# How long should i keep the tank light on?



## cadeucsb (Nov 4, 2004)

Just wondering what everyone does lightwise with their P tanks? (put the light on a timer, leave it on 24/7, etc)


----------



## MR HARLEY (Aug 12, 2003)

I use no light at all , IMO only I think the daylight is more than efficient enough for them , and at night the Candles I have and the T.V. give them sufficient light ...

The reason I say is that I dont think P's have eyelids and do not like the light very much , in the wild they live in real murky water , not the crystal clear we are giving them ....
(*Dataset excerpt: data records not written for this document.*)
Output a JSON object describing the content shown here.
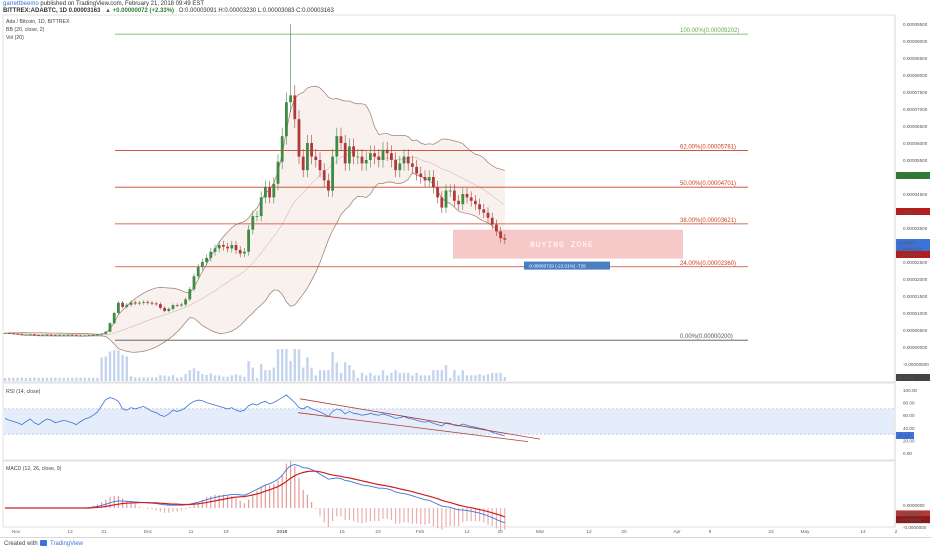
{
  "header": {
    "author": "garrettbeemo",
    "published": "published on TradingView.com, February 21, 2018 09:49 EST",
    "symbol_line": "BITTREX:ADABTC, 1D  0.00003163",
    "change": "▲ +0.00000072 (+2.33%)",
    "ohlc": "O:0.00003091  H:0.00003230  L:0.00003083  C:0.00003163"
  },
  "legend": {
    "title": "Ada / Bitcoin, 1D, BITTREX",
    "bb": "BB (20, close, 2)",
    "vol": "Vol (20)",
    "rsi": "RSI (14, close)",
    "macd": "MACD (12, 26, close, 9)"
  },
  "footer": {
    "created_with": "Created with",
    "brand": "TradingView"
  },
  "colors": {
    "candle_up": "#3f8a45",
    "candle_down": "#b03a3a",
    "bb_band": "#9c7a6a",
    "fib_green": "#6aa84f",
    "fib_red": "#cc4125",
    "fib_gray": "#555555",
    "buy_zone": "#ef9a9a",
    "rsi_line": "#3b73d8",
    "macd_signal": "#cc1f1f",
    "measure": "#4a7fc1"
  },
  "chart_data": {
    "type": "candlestick",
    "symbol": "BITTREX:ADABTC",
    "interval": "1D",
    "price_axis_ticks": [
      "0.00009500",
      "0.00009000",
      "0.00008500",
      "0.00008000",
      "0.00007500",
      "0.00007000",
      "0.00006500",
      "0.00006000",
      "0.00005500",
      "0.00005000",
      "0.00004500",
      "0.00004000",
      "0.00003500",
      "0.00003000",
      "0.00002500",
      "0.00002000",
      "0.00001500",
      "0.00001000",
      "0.00000500",
      "0.00000000",
      "-0.00000500"
    ],
    "time_axis_ticks": [
      "Nov",
      "13",
      "21",
      "Dec",
      "11",
      "19",
      "2018",
      "15",
      "23",
      "Feb",
      "12",
      "20",
      "Mar",
      "12",
      "20",
      "Apr",
      "9",
      "23",
      "May",
      "14",
      "2"
    ],
    "price_badges": [
      {
        "value": "0.00005129",
        "color": "#2e7d32"
      },
      {
        "value": "0.00004101",
        "color": "#b71c1c"
      },
      {
        "value": "ADABTC",
        "color": "#3b73d8"
      },
      {
        "value": "0.00003163",
        "color": "#3b73d8"
      },
      {
        "value": "0.00003074",
        "color": "#b71c1c"
      },
      {
        "value": "86.78M",
        "color": "#444444"
      }
    ],
    "closes": [
      4.1e-06,
      4e-06,
      3.9e-06,
      3.8e-06,
      3.6e-06,
      3.6e-06,
      3.7e-06,
      3.5e-06,
      3.4e-06,
      3.5e-06,
      3.6e-06,
      3.5e-06,
      3.4e-06,
      3.5e-06,
      3.5e-06,
      3.6e-06,
      3.5e-06,
      3.4e-06,
      3.3e-06,
      3.4e-06,
      3.5e-06,
      3.6e-06,
      3.7e-06,
      3.9e-06,
      4.5e-06,
      7e-06,
      1e-05,
      1.3e-05,
      1.18e-05,
      1.24e-05,
      1.31e-05,
      1.28e-05,
      1.3e-05,
      1.32e-05,
      1.3e-05,
      1.28e-05,
      1.26e-05,
      1.15e-05,
      1.06e-05,
      1.12e-05,
      1.23e-05,
      1.22e-05,
      1.25e-05,
      1.4e-05,
      1.7e-05,
      2.08e-05,
      2.35e-05,
      2.5e-05,
      2.62e-05,
      2.8e-05,
      2.9e-05,
      3e-05,
      2.95e-05,
      2.9e-05,
      3e-05,
      2.85e-05,
      2.75e-05,
      2.8e-05,
      3.45e-05,
      3.85e-05,
      3.85e-05,
      4.4e-05,
      4.7e-05,
      4.4e-05,
      4.8e-05,
      5.45e-05,
      6.2e-05,
      7.2e-05,
      7.4e-05,
      6.7e-05,
      5.6e-05,
      5.2e-05,
      6e-05,
      5.6e-05,
      5.5e-05,
      5.2e-05,
      4.9e-05,
      4.6e-05,
      5.6e-05,
      6.2e-05,
      6e-05,
      5.4e-05,
      5.9e-05,
      5.6e-05,
      5.6e-05,
      5.4e-05,
      5.5e-05,
      5.7e-05,
      5.6e-05,
      5.5e-05,
      5.8e-05,
      5.7e-05,
      5.5e-05,
      5.2e-05,
      5.4e-05,
      5.6e-05,
      5.4e-05,
      5.3e-05,
      5.1e-05,
      5e-05,
      4.9e-05,
      5e-05,
      4.7e-05,
      4.4e-05,
      4.1e-05,
      4.6e-05,
      4.6e-05,
      4.3e-05,
      4.2e-05,
      4.5e-05,
      4.4e-05,
      4.3e-05,
      4.2e-05,
      4.05e-05,
      3.95e-05,
      3.8e-05,
      3.6e-05,
      3.4e-05,
      3.2e-05,
      3.16e-05
    ],
    "fib_levels": [
      {
        "label": "100.00%(0.00009202)",
        "price": 9.202e-05,
        "color": "#6aa84f"
      },
      {
        "label": "62.00%(0.00005781)",
        "price": 5.781e-05,
        "color": "#cc4125"
      },
      {
        "label": "50.00%(0.00004701)",
        "price": 4.701e-05,
        "color": "#cc4125"
      },
      {
        "label": "38.00%(0.00003621)",
        "price": 3.621e-05,
        "color": "#cc4125"
      },
      {
        "label": "24.00%(0.00002360)",
        "price": 2.36e-05,
        "color": "#cc4125"
      },
      {
        "label": "0.00%(0.00000200)",
        "price": 2e-06,
        "color": "#555555"
      }
    ],
    "buy_zone": {
      "label": "BUYING ZONE",
      "top": 3.45e-05,
      "bottom": 2.6e-05
    },
    "measure_label": "-0.00000729 (-22.01%) -729",
    "rsi": {
      "ticks": [
        "100.00",
        "80.00",
        "60.00",
        "40.00",
        "20.00",
        "0.00"
      ],
      "last_value": "27.15",
      "band_upper": 70,
      "band_lower": 30,
      "values": [
        55,
        52,
        50,
        48,
        45,
        50,
        54,
        48,
        45,
        50,
        54,
        52,
        48,
        50,
        52,
        50,
        48,
        45,
        50,
        54,
        56,
        60,
        65,
        75,
        85,
        88,
        86,
        82,
        70,
        68,
        72,
        70,
        72,
        74,
        70,
        66,
        64,
        60,
        58,
        62,
        68,
        66,
        68,
        72,
        78,
        82,
        84,
        83,
        80,
        78,
        76,
        74,
        72,
        70,
        72,
        68,
        66,
        68,
        75,
        78,
        76,
        80,
        82,
        78,
        80,
        84,
        88,
        92,
        86,
        80,
        72,
        70,
        74,
        70,
        68,
        65,
        62,
        58,
        66,
        70,
        68,
        62,
        66,
        63,
        62,
        60,
        61,
        63,
        61,
        60,
        62,
        60,
        58,
        55,
        56,
        58,
        55,
        54,
        52,
        50,
        49,
        50,
        47,
        45,
        43,
        48,
        47,
        44,
        43,
        46,
        44,
        42,
        41,
        39,
        38,
        36,
        33,
        31,
        29,
        27
      ]
    },
    "macd": {
      "ticks": [
        "0.0000000",
        "-0.0000000"
      ],
      "badge_top": "-0.0000000",
      "badge_bottom": "-0.0000000",
      "macd": [
        0,
        0,
        0,
        0,
        0,
        0,
        0,
        0,
        0,
        0,
        0,
        0,
        0,
        0,
        0,
        0,
        0,
        0,
        0,
        0,
        0.01,
        0.03,
        0.05,
        0.08,
        0.12,
        0.16,
        0.2,
        0.22,
        0.22,
        0.21,
        0.2,
        0.19,
        0.18,
        0.17,
        0.16,
        0.15,
        0.14,
        0.12,
        0.1,
        0.09,
        0.09,
        0.09,
        0.09,
        0.1,
        0.12,
        0.15,
        0.18,
        0.22,
        0.26,
        0.3,
        0.33,
        0.36,
        0.38,
        0.4,
        0.42,
        0.42,
        0.41,
        0.4,
        0.45,
        0.52,
        0.58,
        0.65,
        0.72,
        0.76,
        0.82,
        0.9,
        1.02,
        1.2,
        1.32,
        1.36,
        1.32,
        1.26,
        1.25,
        1.2,
        1.14,
        1.06,
        0.98,
        0.9,
        0.92,
        0.94,
        0.92,
        0.86,
        0.84,
        0.8,
        0.76,
        0.72,
        0.7,
        0.68,
        0.65,
        0.62,
        0.62,
        0.6,
        0.56,
        0.5,
        0.47,
        0.45,
        0.42,
        0.38,
        0.34,
        0.3,
        0.26,
        0.24,
        0.18,
        0.12,
        0.06,
        0.04,
        0.02,
        -0.02,
        -0.06,
        -0.06,
        -0.08,
        -0.1,
        -0.13,
        -0.16,
        -0.2,
        -0.25,
        -0.3,
        -0.36,
        -0.42,
        -0.46
      ],
      "signal": [
        0,
        0,
        0,
        0,
        0,
        0,
        0,
        0,
        0,
        0,
        0,
        0,
        0,
        0,
        0,
        0,
        0,
        0,
        0,
        0,
        0,
        0.01,
        0.02,
        0.03,
        0.05,
        0.07,
        0.1,
        0.12,
        0.14,
        0.15,
        0.16,
        0.16,
        0.17,
        0.17,
        0.17,
        0.16,
        0.16,
        0.15,
        0.14,
        0.13,
        0.12,
        0.12,
        0.11,
        0.11,
        0.11,
        0.12,
        0.13,
        0.15,
        0.17,
        0.2,
        0.22,
        0.25,
        0.27,
        0.3,
        0.32,
        0.34,
        0.35,
        0.36,
        0.38,
        0.41,
        0.44,
        0.48,
        0.53,
        0.57,
        0.62,
        0.67,
        0.74,
        0.83,
        0.93,
        1.01,
        1.07,
        1.11,
        1.14,
        1.15,
        1.15,
        1.13,
        1.1,
        1.06,
        1.03,
        1.01,
        0.99,
        0.96,
        0.94,
        0.91,
        0.88,
        0.85,
        0.82,
        0.79,
        0.76,
        0.73,
        0.71,
        0.69,
        0.66,
        0.63,
        0.6,
        0.57,
        0.54,
        0.51,
        0.47,
        0.44,
        0.4,
        0.37,
        0.33,
        0.29,
        0.24,
        0.2,
        0.17,
        0.13,
        0.09,
        0.06,
        0.03,
        0.01,
        -0.02,
        -0.05,
        -0.08,
        -0.11,
        -0.15,
        -0.19,
        -0.23,
        -0.28
      ]
    }
  }
}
But if you do run a light which is perfectly fine and you want to decrease it , You can wrap it like a Candy cane with Foil ...
Good Luck


----------



## rchan11 (May 6, 2004)

I'll 2nd that Mr. Harley, I do exactly the same.


----------



## KRS one (May 28, 2004)

isnt there a thread w/ diy dimmer? i have my light on a timer, turns on at 6am and turns off at 10pm


----------



## dstrwlt (Sep 24, 2004)

I keep mine on 12 hours a day. It all depends if your tank is planted. With a timer your p's will get used to it.


----------



## DiXoN (Jan 31, 2003)

i used a timer for 8 hours it came on when i got home from work and went off around bedtime.
i had a very small bul which gave dark spots at each end but the p's did not mind the light and cruised the whole tank.
dixon


----------



## Genin (Feb 4, 2003)

my schedule is easy anymore. i put the light on when i wake up and turn it off when i go to bed. me and my fish are on the same schedule, lol. in the future this goes in the tank and equipment forum. i will move it for you.


----------



## MR.FREEZ (Jan 26, 2004)

i use sun light during the day like MR.HARLEY and at night some times i use this little

blue 15w incadesent light bulb to simulate a full moon like effect, its just something im

tryin out


----------



## JAC (Jan 19, 2004)

I have mi lights on a 12hour timer, I'm building a new canopy and I will make a LED moonlight for nightime







.


----------



## 351winsor (Aug 3, 2004)

my tank is near a window which gives it light,so i wouldn't know.


----------



## the grinch (Feb 23, 2004)

piranha's will get used to bright light, atleast for me they have, and now they seem most active with bright lights on them, crazy huh


----------



## phreakah (Sep 20, 2004)

i have 110 watts of light on my tank and the P's dont mind it at all... they are very active and swim around the tank, chase each other, etc... doesnt bother them.. they just freak out and get skittish when the lights first turn on


----------